Compression-to-Ventilation Ratio

 

No Advanced Airway

Advanced Airway in place

Adult with BVM ventilation

30:2

100-120 continuous chest compressions per minute and 8 to 10 ventilations per minute delivered asynchronously, without pausing chest compressions
(6 ventilations per minute for traumatic cardiac arrest)

Child with BVM ventilation

15:2

Infant with BVM ventilation

15:2

Perform therapy for medical CPR cases on-scene where you find the patient.  Do not attempt to move the patient to the ambulance for at least 10 minutes, assuming there is no risk of harm to the patient or EMS personnel by remaining at that location.  Moving medical CPR patients early in the resuscitation phase interrupts CPR and diminishes the chances of recovery.

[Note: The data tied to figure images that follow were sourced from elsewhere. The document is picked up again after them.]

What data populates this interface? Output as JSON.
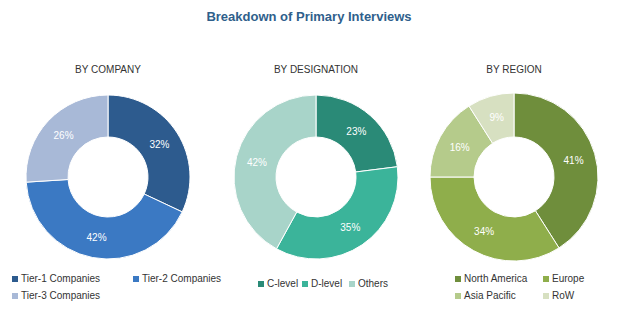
{
  "title": "Breakdown of Primary Interviews",
  "chart_data": [
    {
      "type": "pie",
      "title": "BY COMPANY",
      "categories": [
        "Tier-1 Companies",
        "Tier-2 Companies",
        "Tier-3 Companies"
      ],
      "values": [
        32,
        42,
        26
      ],
      "value_labels": [
        "32%",
        "42%",
        "26%"
      ],
      "colors": [
        "#2d5b8e",
        "#3b79c3",
        "#a8b9d7"
      ],
      "data_labels": true,
      "legend": "bottom"
    },
    {
      "type": "pie",
      "title": "BY DESIGNATION",
      "categories": [
        "C-level",
        "D-level",
        "Others"
      ],
      "values": [
        23,
        35,
        42
      ],
      "value_labels": [
        "23%",
        "35%",
        "42%"
      ],
      "colors": [
        "#2a8a77",
        "#3bb49a",
        "#a8d4c9"
      ],
      "data_labels": true,
      "legend": "bottom"
    },
    {
      "type": "pie",
      "title": "BY REGION",
      "categories": [
        "North America",
        "Europe",
        "Asia Pacific",
        "RoW"
      ],
      "values": [
        41,
        34,
        16,
        9
      ],
      "value_labels": [
        "41%",
        "34%",
        "16%",
        "9%"
      ],
      "colors": [
        "#6f8e3c",
        "#8fae4b",
        "#b5cb8b",
        "#d7e0c1"
      ],
      "data_labels": true,
      "legend": "bottom"
    }
  ]
}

Researchers have not clearly established a link between long-term outcome and advanced skills, such as medication administration and tracheal intubation.  Studies demonstrate that tracheal tube insertion in the field produces unacceptably high misplacement or unrecognized esophageal placement rates in many systems.  Other studies demonstrate that tracheal tube insertion may produce excessive interruptions in chest compressions, which decreases the likelihood of a successful outcome.  For all of these reasons, proper ventilation with a BVM (with a naso- or oropharyngeal airway) is the ventilation method of choice during the first six minutes of CPR (3 cycles of 2 minutes each).  Paramedics should not make any attempt at advanced airway insertion (endotracheal or supraglottic) until after performing at least 6 minutes of CPR, unless the patient actively regurgitates.  If this occurs, make every effort to continue uninterrupted chest compressions during suctioning and advanced airway placement.

During defibrillation attempts, all rescue personnel EXCEPT for the chest compressor should clear the patient while charging the AED or manual defibrillator.  The chest compressor should continue chest compressions during charging.  When the AED or defibrillator is ready, the chest compressor should very briefly pause compressions for shock delivery.  As soon as the shock has been delivered, the chest compressor will immediately resume compressions within 5 seconds or less.  This is the ideal point to rotate chest compressors.

During transport, two rescuers must be present in the back of the ambulance regardless of whether or not the patient has regained spontaneous circulation or not.

MASS CASUALTY INCIDENTS

Contact BioTel as early as possible to insure adequate notification and preparation of the receiving facilities.